Odt, ott files contain hidden/sensitive data which are not accessible from the editable documents/templates


I tried to convert a template file that I had to another one, by replacing some images and changing some custom properties / values. However I noticed that the produced ott (and odt) files had larger sizes than expected. When I unzipped them, I noticed that in the folder ‘Pictures’ they did contain images from the initial files which I had deleted via LibreOffice writer and they should not be there -as they are not accessible anymore via Writer. I also found in the styles.xml and manifest.xml there were references to old values which I had deleted/replaced with new ones. I just note that I had not enabled the tracking utility, and I can’t find a way to save the files without the old data inside them!!

I find this very disturbing, as those data may be sensitive data, and it seems that while I do delete them and replace them via Writer, in the produced ott and odt files those data are not deleted - and they are easily accessible for anyone knowing that you can just unzip those files and look their contents inside via simple image viewers and text editors.
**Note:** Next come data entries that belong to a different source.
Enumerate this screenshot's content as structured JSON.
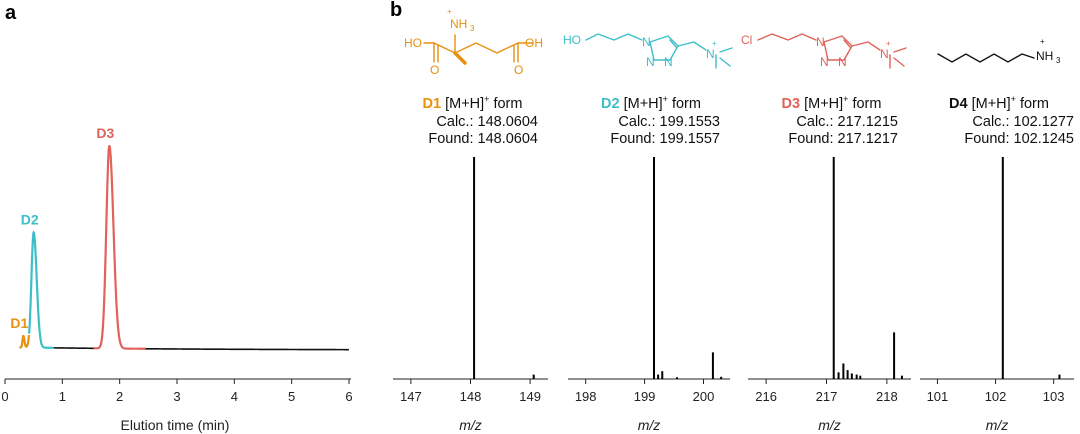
{
  "panel_labels": {
    "a": "a",
    "b": "b"
  },
  "colors": {
    "D1": "#E8900F",
    "D2": "#3CBFC8",
    "D3": "#E0625A",
    "D4": "#111111",
    "trace": "#111111"
  },
  "chart_data": [
    {
      "type": "line",
      "panel": "a",
      "xlabel": "Elution time (min)",
      "ylabel": "",
      "xlim": [
        0,
        6
      ],
      "xticks": [
        "0",
        "1",
        "2",
        "3",
        "4",
        "5",
        "6"
      ],
      "peaks": [
        {
          "name": "D1",
          "center": 0.32,
          "height": 0.05,
          "color": "#E8900F",
          "segment": [
            0.25,
            0.42
          ]
        },
        {
          "name": "D2",
          "center": 0.5,
          "height": 0.5,
          "color": "#3CBFC8",
          "segment": [
            0.42,
            0.85
          ]
        },
        {
          "name": "D3",
          "center": 1.82,
          "height": 0.88,
          "color": "#E0625A",
          "segment": [
            1.55,
            2.45
          ]
        }
      ],
      "baseline": {
        "x_start": 0.27,
        "x_end": 6.0
      }
    },
    {
      "type": "bar",
      "panel": "b",
      "compound": "D1",
      "ion_label": "[M+H]",
      "ion_sup": "+",
      "ion_suffix": "form",
      "calc": "Calc.: 148.0604",
      "found": "Found: 148.0604",
      "xlabel": "m/z",
      "xlim": [
        146.7,
        149.3
      ],
      "xticks": [
        "147",
        "148",
        "149"
      ],
      "peaks": [
        {
          "mz": 148.06,
          "intensity": 1.0
        },
        {
          "mz": 149.06,
          "intensity": 0.02
        }
      ]
    },
    {
      "type": "bar",
      "panel": "b",
      "compound": "D2",
      "ion_label": "[M+H]",
      "ion_sup": "+",
      "ion_suffix": "form",
      "calc": "Calc.: 199.1553",
      "found": "Found: 199.1557",
      "xlabel": "m/z",
      "xlim": [
        197.7,
        200.45
      ],
      "xticks": [
        "198",
        "199",
        "200"
      ],
      "peaks": [
        {
          "mz": 199.16,
          "intensity": 1.0
        },
        {
          "mz": 199.23,
          "intensity": 0.02
        },
        {
          "mz": 199.3,
          "intensity": 0.035
        },
        {
          "mz": 199.55,
          "intensity": 0.008
        },
        {
          "mz": 200.16,
          "intensity": 0.12
        },
        {
          "mz": 200.3,
          "intensity": 0.01
        }
      ]
    },
    {
      "type": "bar",
      "panel": "b",
      "compound": "D3",
      "ion_label": "[M+H]",
      "ion_sup": "+",
      "ion_suffix": "form",
      "calc": "Calc.: 217.1215",
      "found": "Found: 217.1217",
      "xlabel": "m/z",
      "xlim": [
        215.7,
        218.4
      ],
      "xticks": [
        "216",
        "217",
        "218"
      ],
      "peaks": [
        {
          "mz": 217.12,
          "intensity": 1.0
        },
        {
          "mz": 217.2,
          "intensity": 0.03
        },
        {
          "mz": 217.28,
          "intensity": 0.07
        },
        {
          "mz": 217.35,
          "intensity": 0.04
        },
        {
          "mz": 217.42,
          "intensity": 0.025
        },
        {
          "mz": 217.5,
          "intensity": 0.02
        },
        {
          "mz": 217.56,
          "intensity": 0.015
        },
        {
          "mz": 218.12,
          "intensity": 0.21
        },
        {
          "mz": 218.25,
          "intensity": 0.015
        }
      ]
    },
    {
      "type": "bar",
      "panel": "b",
      "compound": "D4",
      "ion_label": "[M+H]",
      "ion_sup": "+",
      "ion_suffix": "form",
      "calc": "Calc.: 102.1277",
      "found": "Found: 102.1245",
      "xlabel": "m/z",
      "xlim": [
        100.7,
        103.35
      ],
      "xticks": [
        "101",
        "102",
        "103"
      ],
      "peaks": [
        {
          "mz": 102.125,
          "intensity": 1.0
        },
        {
          "mz": 103.1,
          "intensity": 0.02
        }
      ]
    }
  ],
  "structures": {
    "D1": {
      "NH3": "NH",
      "NH3_sub": "3",
      "plus": "+",
      "HO": "HO",
      "OH": "OH",
      "O1": "O",
      "O2": "O"
    },
    "D2": {
      "HO": "HO",
      "N1": "N",
      "N2": "N",
      "N3": "N",
      "Nq": "N",
      "plus": "+"
    },
    "D3": {
      "Cl": "Cl",
      "N1": "N",
      "N2": "N",
      "N3": "N",
      "Nq": "N",
      "plus": "+"
    },
    "D4": {
      "NH3": "NH",
      "NH3_sub": "3",
      "plus": "+"
    }
  }
}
So, my question is, if there is any way to clean the LibreOffice produced files from old records/data that are not visible/accessible from the Writer software anymore, not only in order to reduce size, but also to avoid sharing sensitive data.

Any solution?


Version: (x64) / LibreOffice Community
Build ID: 0f246aa12d0eee4a0f7adcefbf7c878fc2238db3
CPU threads: 4; OS: Windows 10.0 Build 19044; UI render: Skia/Raster; VCL: win
Locale: en-US (en_US); UI: en-US
Calc: threaded

Please provide such a file, so that the problem could be seen. E.g., maybe those images and other data relates to the unused, but still present styles?

Unfortunately I can’t share the file I have - due to it’s sensitive data - but based on your feedback I started removing elements of the document and checking in every step if the sensitive data was into the resulting saved file.
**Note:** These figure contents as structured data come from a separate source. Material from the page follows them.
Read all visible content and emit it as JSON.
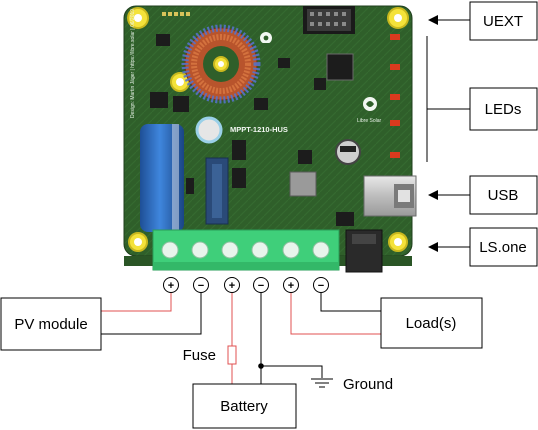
{
  "labels": {
    "uext": "UEXT",
    "leds": "LEDs",
    "usb": "USB",
    "lsone": "LS.one",
    "pv_module": "PV module",
    "loads": "Load(s)",
    "battery": "Battery",
    "fuse": "Fuse",
    "ground": "Ground"
  },
  "terminals": [
    "+",
    "−",
    "+",
    "−",
    "+",
    "−"
  ],
  "board": {
    "title": "MPPT-1210-HUS",
    "brand": "Libre Solar",
    "credit": "Design: Martin Jäger | https://libre.solar | 06/2019"
  },
  "colors": {
    "pcb": "#2f5f2a",
    "terminal_block": "#3fcf7a",
    "capacitor": "#2e6fc6",
    "wire_red": "#e05050",
    "wire_black": "#000000",
    "led": "#d93a1e",
    "mount_ring": "#f4e23a"
  }
}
It was interesting that although I had create a single empty page document, the sensitive data were still into the saved file. Then I started deleting styles. Through experimentation I found out that those data were related with a Page Style. This page style was not in use in the original document anymore. Thus when I deleted finally the size reduced and the sensitive data disappeared.

Having fix the issue with your hint, I provide also some notes for anyone encounter similar issues. The sensible text data were at the file styles.xml which seems to imply that was recorded into a style. More specifically they were located in a xml section called: style:master-page with the name as the name of the style I deleted to remove them. Thus instead of trying to search which is the data/style to remove as I did, someone can use this information to directly identify where the sensitive data are.
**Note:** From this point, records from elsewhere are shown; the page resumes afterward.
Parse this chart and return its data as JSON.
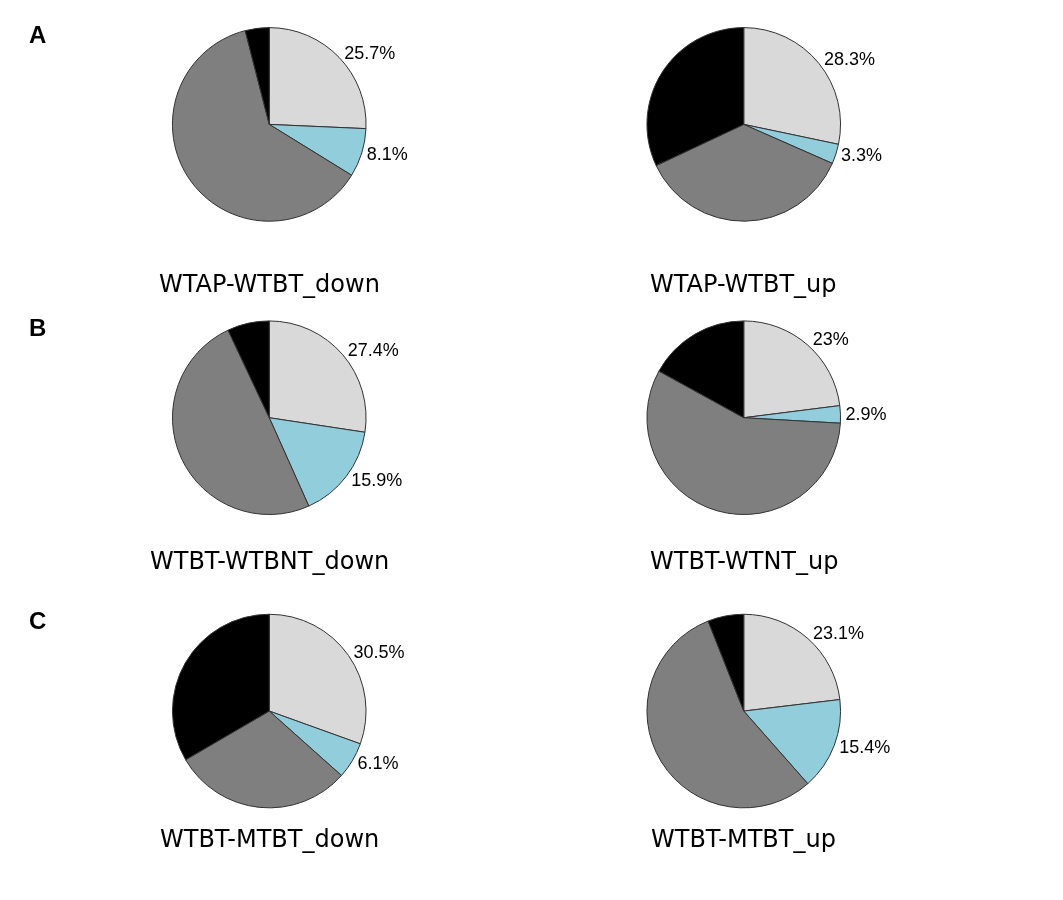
{
  "chart_data": [
    {
      "type": "pie",
      "title": "WTAP-WTBT_down",
      "categories": [
        null,
        null,
        null,
        null
      ],
      "values": [
        25.7,
        8.1,
        62.2,
        4.0
      ],
      "colors": [
        "#d9d9d9",
        "#92cddc",
        "#7f7f7f",
        "#000000"
      ],
      "value_labels": [
        "25.7%",
        "8.1%",
        null,
        null
      ],
      "annotations": [
        "A"
      ],
      "legend": false
    },
    {
      "type": "pie",
      "title": "WTAP-WTBT_up",
      "categories": [
        null,
        null,
        null,
        null
      ],
      "values": [
        28.3,
        3.3,
        36.4,
        32.0
      ],
      "colors": [
        "#d9d9d9",
        "#92cddc",
        "#7f7f7f",
        "#000000"
      ],
      "value_labels": [
        "28.3%",
        "3.3%",
        null,
        null
      ],
      "legend": false
    },
    {
      "type": "pie",
      "title": "WTBT-WTBNT_down",
      "categories": [
        null,
        null,
        null,
        null
      ],
      "values": [
        27.4,
        15.9,
        49.7,
        7.0
      ],
      "colors": [
        "#d9d9d9",
        "#92cddc",
        "#7f7f7f",
        "#000000"
      ],
      "value_labels": [
        "27.4%",
        "15.9%",
        null,
        null
      ],
      "annotations": [
        "B"
      ],
      "legend": false
    },
    {
      "type": "pie",
      "title": "WTBT-WTNT_up",
      "categories": [
        null,
        null,
        null,
        null
      ],
      "values": [
        23,
        2.9,
        57.1,
        17.0
      ],
      "colors": [
        "#d9d9d9",
        "#92cddc",
        "#7f7f7f",
        "#000000"
      ],
      "value_labels": [
        "23%",
        "2.9%",
        null,
        null
      ],
      "legend": false
    },
    {
      "type": "pie",
      "title": "WTBT-MTBT_down",
      "categories": [
        null,
        null,
        null,
        null
      ],
      "values": [
        30.5,
        6.1,
        30.0,
        33.4
      ],
      "colors": [
        "#d9d9d9",
        "#92cddc",
        "#7f7f7f",
        "#000000"
      ],
      "value_labels": [
        "30.5%",
        "6.1%",
        null,
        null
      ],
      "annotations": [
        "C"
      ],
      "legend": false
    },
    {
      "type": "pie",
      "title": "WTBT-MTBT_up",
      "categories": [
        null,
        null,
        null,
        null
      ],
      "values": [
        23.1,
        15.4,
        55.5,
        6.0
      ],
      "colors": [
        "#d9d9d9",
        "#92cddc",
        "#7f7f7f",
        "#000000"
      ],
      "value_labels": [
        "23.1%",
        "15.4%",
        null,
        null
      ],
      "legend": false
    }
  ]
}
Some ideas: This issue also may open the need for other tools for LibreOffice: A styles applied counter, thus to be able to identify styles that are not used in the present document directly from their counter, and/or one resource reviewer if it doesn’t exist to identify resources (like images and styles) that are embedded to the saved files but are not used in the current instance of the document.

Anyway. I think the problem is solved - the data where indeed in an unused Page Style, and removed when that page style was deleted.

Thanks for your hint!